Tell me: Is it a learned behavior or is it just innate and normal behavior for a boy, or a man, to yell at an object he is fixing?
As the daughter of a very talented carpenter and cabinet maker, my father yelled plenty of times, often very profane words for a young girl to hear, at the objects he was trying to fix or shape or install. I became accustomed to thinking this was what you do when something doesn’t work out right, you yell about it and you yell AT the thing that was causing your frustration. I married my husband, who has a talent for fixing anything with a motor or moving parts, for that matter, and he, at times, has yelled and swore at an inanimate object he was working to fix. As I sit here, I can hear my now 11 year-old son call his woodworking project a “stupid piece-a-crap.” I can only smile and shake my head. He’s a great kid but he has a hard time accepting responsibility. And he’s pretty dramatic and pretty negative at times. It’s hard to see that because he is so much like me. Like I was.
It takes a tremendous amount of strength to turn your negative way of thinking into a more positive one. It’s double the energy, constant evaluation of your thoughts, awareness, always awareness, and being present in each moment. I find that being grateful is a great way to begin the process of flipping my thinking from negative to positive. If I’m feeling overly agitated, I bring myself back to the present moment by being aware of my actions and reactions.
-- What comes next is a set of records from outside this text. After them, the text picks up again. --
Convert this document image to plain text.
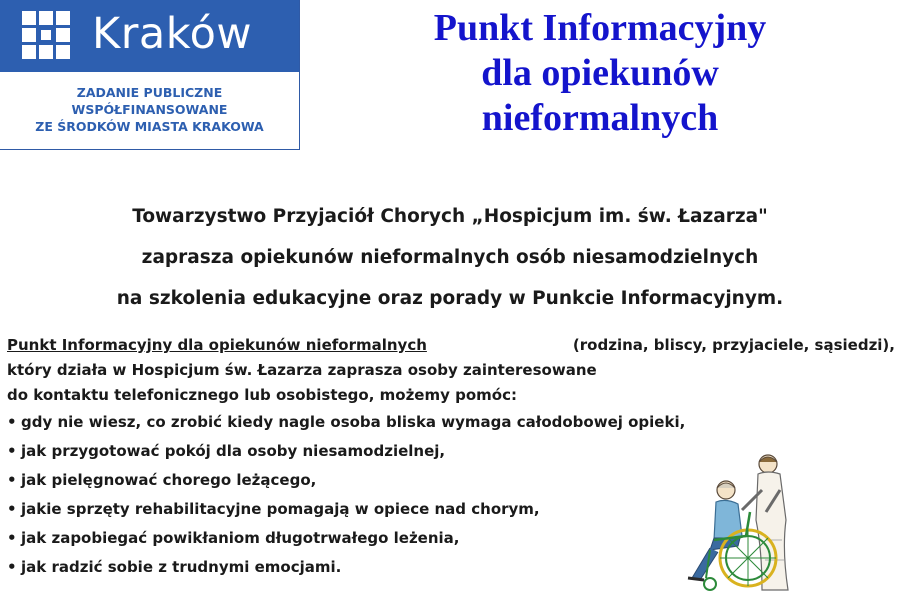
Kraków
ZADANIE PUBLICZNE
WSPÓŁFINANSOWANE
ZE ŚRODKÓW MIASTA KRAKOWA
Punkt Informacyjny
dla opiekunów
nieformalnych
Towarzystwo Przyjaciół Chorych „Hospicjum im. św. Łazarza"
zaprasza opiekunów nieformalnych osób niesamodzielnych
na szkolenia edukacyjne oraz porady w Punkcie Informacyjnym.
Punkt Informacyjny dla opiekunów nieformalnych	(rodzina, bliscy, przyjaciele, sąsiedzi),
który działa w Hospicjum św. Łazarza zaprasza osoby zainteresowane
do kontaktu telefonicznego lub osobistego, możemy pomóc:
• gdy nie wiesz, co zrobić kiedy nagle osoba bliska wymaga całodobowej opieki,
• jak przygotować pokój dla osoby niesamodzielnej,
• jak pielęgnować chorego leżącego,
• jakie sprzęty rehabilitacyjne pomagają w opiece nad chorym,
• jak zapobiegać powikłaniom długotrwałego leżenia,
• jak radzić sobie z trudnymi emocjami.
Once I can center myself again, I can choose a different reaction or solution. I’m not always successful but the process of thinking is there and it’s getting easier to handle the difficult situations. Teaching this to an 11 year old is quite a different story. We’re still teaching gratitude and focusing on saying aloud what we want, intending it and then choosing our actions more carefully after that. It’s a work in process, obviously. My kids are very used to hearing mommy talk about this though and are becoming more receptive. That’s all I can hope for…progress.
We’re making progress in school too. By my accounts, we’re keeping up pretty well in some subjects and falling behind in others but it’s OK (I have to keep reminding myself this). We’re making good, solid progress and more importantly, the boys are learning things! Not only are they learning math and the basics, they’re learning how to grocery shop and get the most value for your dollar, learning the good types of foods in the grocery store vs the bad types that make your body feel sick. That’s REAL life lessons, that they’re learning now because they’re home with me and we do everything together, the three of us. Everything we do, we make the most of the opportunity to learn new lessons. This is honestly the best part of homeschooling so far for us.
The worst part is clearly getting the boys to stop playing with each other and focus on their work. My oldest needs help organizing, a lot of help. My youngest is still too busy exploring to actually want to sit down at a table and write his alphabet, for example. So I let them lead me some days. I still have an agenda of what I want them to learn but they’re also my teachers. They direct me into activities that make them happy and interested. My job is to find a way to teach a lesson in the process. And on the days that things aren’t flowing and I can feel mommy-Momster coming out, I have to step back and take inventory. Mostly, it’s me trying to force things against the normal current of life. Once I take focus and turn around, the current takes me streaming down the river. When I can let go of my expectations, things flow smoother. See? I told you these kids are my teachers. And I’m so very grateful for it, everyday.